Shares of H&M tumbled as much as 8% on Thursday after the world’s second-largest listed fashion retailer posted a miss on operating profit and abandoned its earnings margin target.
The Swedish clothing retailer reported that operating profit for the group’s fiscal third quarter came in at 3.51 billion Swedish crowns ($345.8 million), which compared to 4.74 billion Swedish crowns a year ago. Analysts surveyed by LSEG had forecast operating profit of 4.93 billion, Reuters reported.
H&M dropped its earnings margin target for 2024 after warning of more challenging conditions earlier in the year.
The move is seen as likely to increase the pressure on CEO Daniel Ervér, who has been in the role for just eight months. On succeeding Helena Helmersson in late January, Ervér pledged “to create unbeatable value for our customers and profitable growth.”
H&M has struggled to boost its profitability in recent months, with cooler weather, higher living costs and a slowdown in post-pandemic spending hampering both high street and luxury retail sales.
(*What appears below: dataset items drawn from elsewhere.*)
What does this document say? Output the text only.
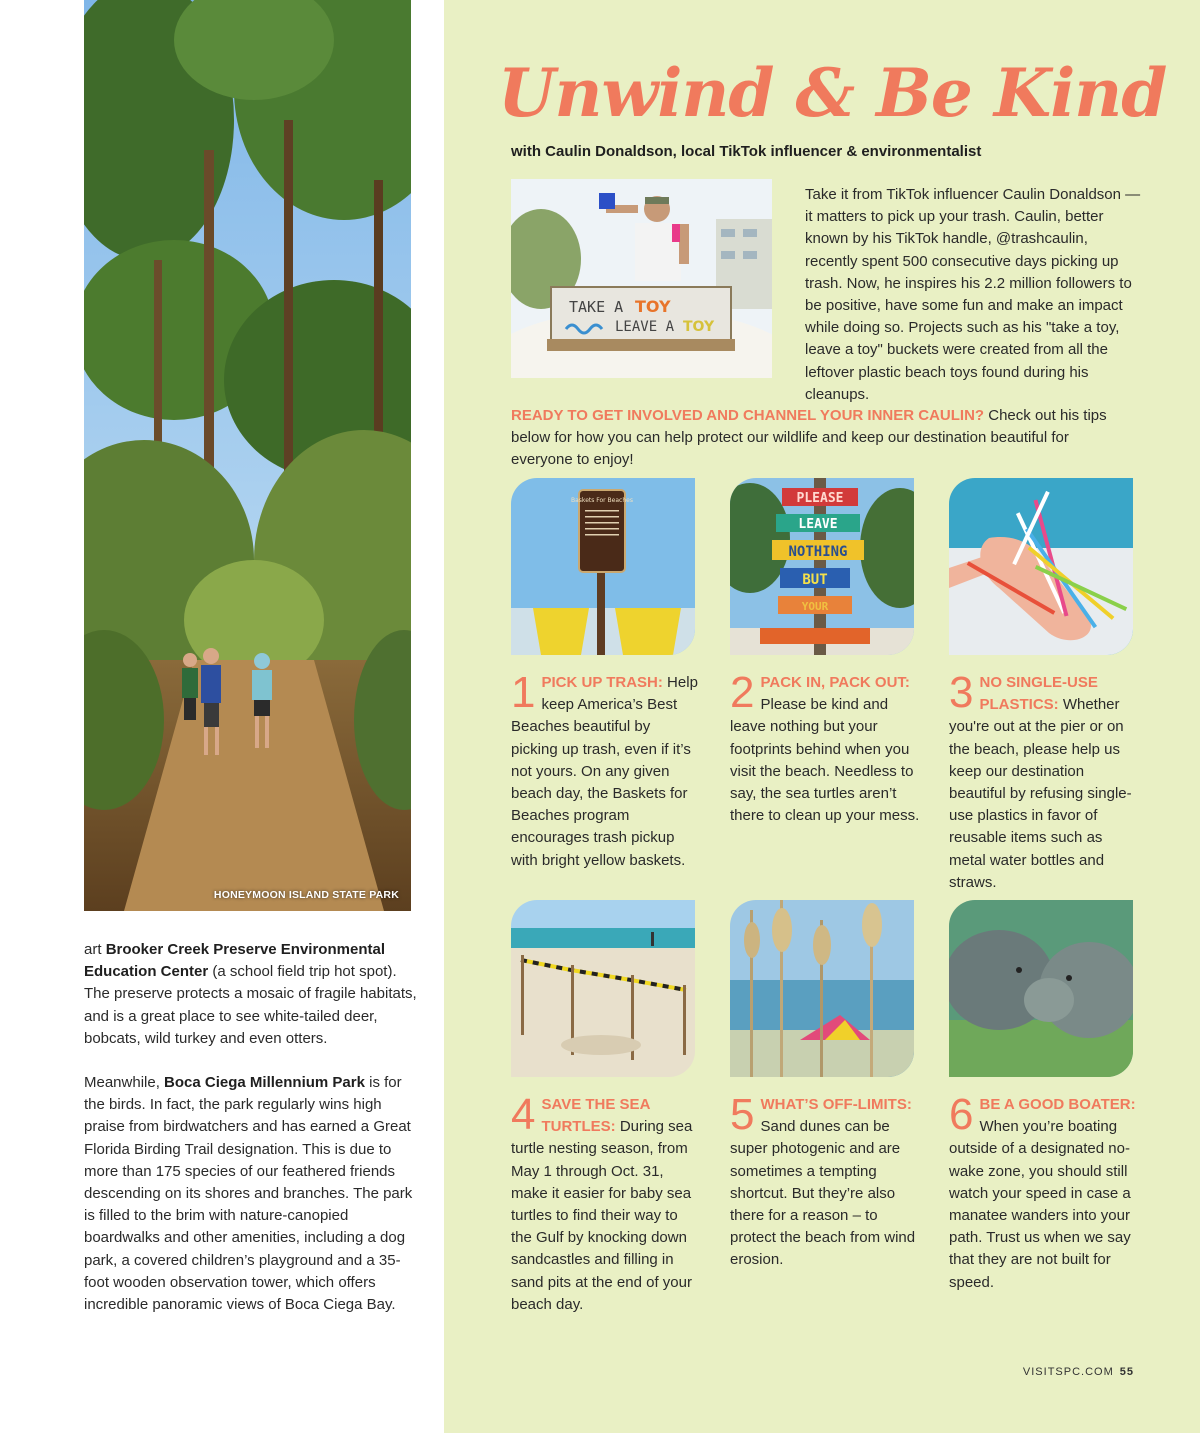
HONEYMOON ISLAND STATE PARK

art Brooker Creek Preserve Environmental Education Center (a school field trip hot spot). The preserve protects a mosaic of fragile habitats, and is a great place to see white-tailed deer, bobcats, wild turkey and even otters.

Meanwhile, Boca Ciega Millennium Park is for the birds. In fact, the park regularly wins high praise from birdwatchers and has earned a Great Florida Birding Trail designation. This is due to more than 175 species of our feathered friends descending on its shores and branches. The park is filled to the brim with nature-canopied boardwalks and other amenities, including a dog park, a covered children’s playground and a 35-foot wooden observation tower, which offers incredible panoramic views of Boca Ciega Bay.

Unwind & Be Kind
with Caulin Donaldson, local TikTok influencer & environmentalist
TAKE A TOY
LEAVE A TOY
Take it from TikTok influencer Caulin Donaldson — it matters to pick up your trash. Caulin, better known by his TikTok handle, @trashcaulin, recently spent 500 consecutive days picking up trash. Now, he inspires his 2.2 million followers to be positive, have some fun and make an impact while doing so. Projects such as his "take a toy, leave a toy" buckets were created from all the leftover plastic beach toys found during his cleanups.
READY TO GET INVOLVED AND CHANNEL YOUR INNER CAULIN? Check out his tips below for how you can help protect our wildlife and keep our destination beautiful for everyone to enjoy!
Baskets For Beaches	PLEASE
LEAVE
NOTHING
BUT
YOUR
1 PICK UP TRASH: Help keep America’s Best Beaches beautiful by picking up trash, even if it’s not yours. On any given beach day, the Baskets for Beaches program encourages trash pickup with bright yellow baskets.
2 PACK IN, PACK OUT: Please be kind and leave nothing but your footprints behind when you visit the beach. Needless to say, the sea turtles aren’t there to clean up your mess.
3 NO SINGLE-USE PLASTICS: Whether you're out at the pier or on the beach, please help us keep our destination beautiful by refusing single-use plastics in favor of reusable items such as metal water bottles and straws.
4 SAVE THE SEA TURTLES: During sea turtle nesting season, from May 1 through Oct. 31, make it easier for baby sea turtles to find their way to the Gulf by knocking down sandcastles and filling in sand pits at the end of your beach day.
5 WHAT’S OFF-LIMITS: Sand dunes can be super photogenic and are sometimes a tempting shortcut. But they’re also there for a reason – to protect the beach from wind erosion.
6 BE A GOOD BOATER: When you’re boating outside of a designated no-wake zone, you should still watch your speed in case a manatee wanders into your path. Trust us when we say that they are not built for speed.
VISITSPC.COM 55
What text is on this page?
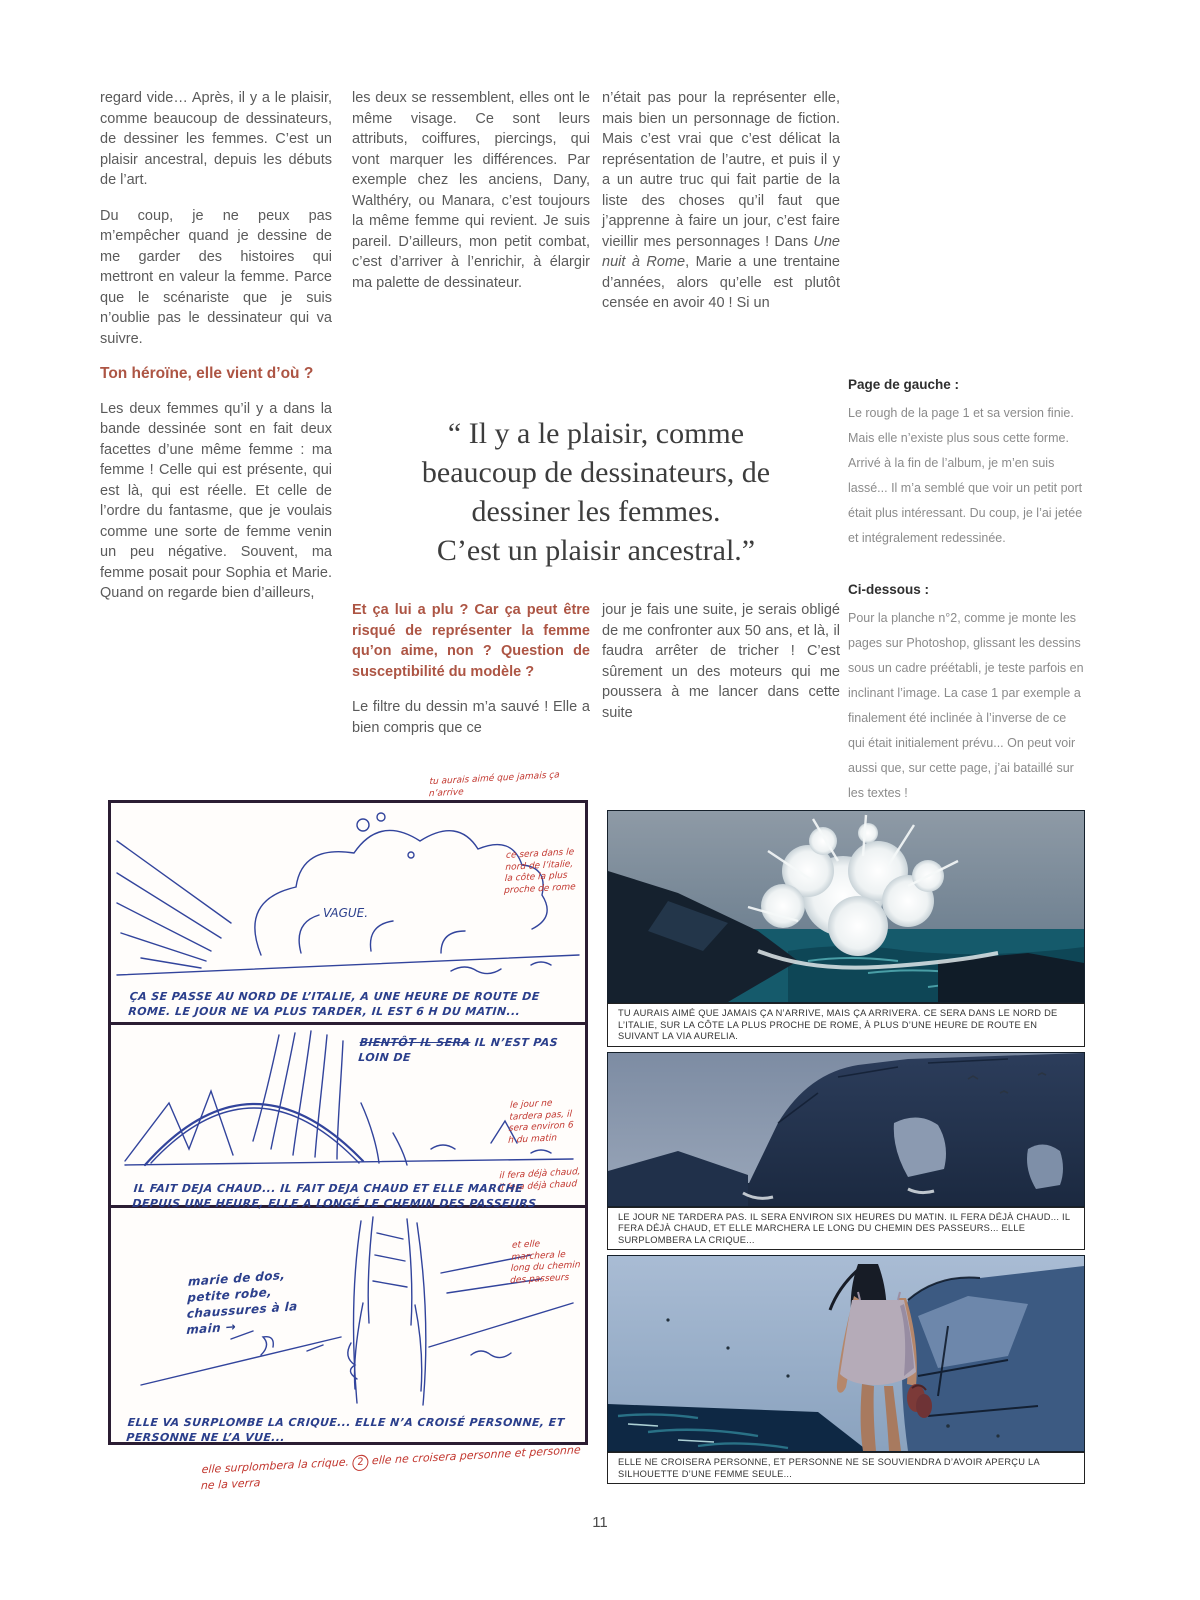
regard vide… Après, il y a le plaisir, comme beaucoup de dessinateurs, de dessiner les femmes. C’est un plaisir ancestral, depuis les débuts de l’art.

Du coup, je ne peux pas m’empêcher quand je dessine de me garder des histoires qui mettront en valeur la femme. Parce que le scénariste que je suis n’oublie pas le dessinateur qui va suivre.

Ton héroïne, elle vient d’où ?

Les deux femmes qu’il y a dans la bande dessinée sont en fait deux facettes d’une même femme : ma femme ! Celle qui est présente, qui est là, qui est réelle. Et celle de l’ordre du fantasme, que je voulais comme une sorte de femme venin un peu négative. Souvent, ma femme posait pour Sophia et Marie. Quand on regarde bien d’ailleurs,

les deux se ressemblent, elles ont le même visage. Ce sont leurs attributs, coiffures, piercings, qui vont marquer les différences. Par exemple chez les anciens, Dany, Walthéry, ou Manara, c’est toujours la même femme qui revient. Je suis pareil. D’ailleurs, mon petit combat, c’est d’arriver à l’enrichir, à élargir ma palette de dessinateur.

n’était pas pour la représenter elle, mais bien un personnage de fiction. Mais c’est vrai que c’est délicat la représentation de l’autre, et puis il y a un autre truc qui fait partie de la liste des choses qu’il faut que j’apprenne à faire un jour, c’est faire vieillir mes personnages ! Dans Une nuit à Rome, Marie a une trentaine d’années, alors qu’elle est plutôt censée en avoir 40 ! Si un

“ Il y a le plaisir, comme
beaucoup de dessinateurs, de
dessiner les femmes.
C’est un plaisir ancestral.”

Et ça lui a plu ? Car ça peut être risqué de représenter la femme qu’on aime, non ? Question de susceptibilité du modèle ?

Le filtre du dessin m’a sauvé ! Elle a bien compris que ce

jour je fais une suite, je serais obligé de me confronter aux 50 ans, et là, il faudra arrêter de tricher ! C’est sûrement un des moteurs qui me poussera à me lancer dans cette suite

Page de gauche :

Le rough de la page 1 et sa version finie. Mais elle n’existe plus sous cette forme. Arrivé à la fin de l’album, je m’en suis lassé... Il m’a semblé que voir un petit port était plus intéressant. Du coup, je l’ai jetée et intégralement redessinée.

Ci-dessous :

Pour la planche n°2, comme je monte les pages sur Photoshop, glissant les dessins sous un cadre préétabli, je teste parfois en inclinant l’image. La case 1 par exemple a finalement été inclinée à l’inverse de ce qui était initialement prévu... On peut voir aussi que, sur cette page, j’ai bataillé sur les textes !

VAGUE.
tu aurais aimé que jamais ça n’arrive
ce sera dans le nord de l’italie, la côte la plus proche de rome
ÇA SE PASSE AU NORD DE L’ITALIE, A UNE HEURE DE ROUTE DE ROME. LE JOUR NE VA PLUS TARDER, IL EST 6 H DU MATIN...
BIENTÔT IL SERA IL N’EST PAS LOIN DE
le jour ne tardera pas, il sera environ 6 h du matin
il fera déjà chaud, il fera déjà chaud
IL FAIT DEJA CHAUD... IL FAIT DEJA CHAUD ET ELLE MARCHE DEPUIS UNE HEURE, ELLE A LONGÉ LE CHEMIN DES PASSEURS
marie de dos, petite robe, chaussures à la main →
et elle marchera le long du chemin des passeurs
ELLE VA SURPLOMBE LA CRIQUE... ELLE N’A CROISÉ PERSONNE, ET PERSONNE NE L’A VUE...
elle surplombera la crique. 2 elle ne croisera personne et personne ne la verra
TU AURAIS AIMÉ QUE JAMAIS ÇA N’ARRIVE, MAIS ÇA ARRIVERA. CE SERA DANS LE NORD DE L’ITALIE, SUR LA CÔTE LA PLUS PROCHE DE ROME, À PLUS D’UNE HEURE DE ROUTE EN SUIVANT LA VIA AURELIA.
LE JOUR NE TARDERA PAS. IL SERA ENVIRON SIX HEURES DU MATIN. IL FERA DÉJÀ CHAUD... IL FERA DÉJÀ CHAUD, ET ELLE MARCHERA LE LONG DU CHEMIN DES PASSEURS... ELLE SURPLOMBERA LA CRIQUE...
ELLE NE CROISERA PERSONNE, ET PERSONNE NE SE SOUVIENDRA D’AVOIR APERÇU LA SILHOUETTE D’UNE FEMME SEULE...
11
The retailer is also facing stiff competition from the likes of Zara owner Inditex and fast-fashion retailer Shein.
“External factors have impacted our sales revenue and purchasing costs more than we expected. At present we estimate that this year’s operating margin will be lower than 10 percent,” H&M’s Ervér said in a written statement.
“We are confident that our plan will contribute to increased sales and profitability,” he added.
Shares of H&M fell on the news, down 4% at around 9:40 a.m. London time. The Stockholm-listed firm was among the worst-performing stocks on the pan-European Stoxx 600 during morning trading.
Analysts at UBS said in a research note that some of the most noteworthy areas of H&M’s results included bumper sales in local currencies, an increase to the cost of the firm’s markdowns and the retailer’s plan to reduce its net store count.
H&M said the cost of markdowns in relation to sales was expected to “increase somewhat” in the fourth quarter.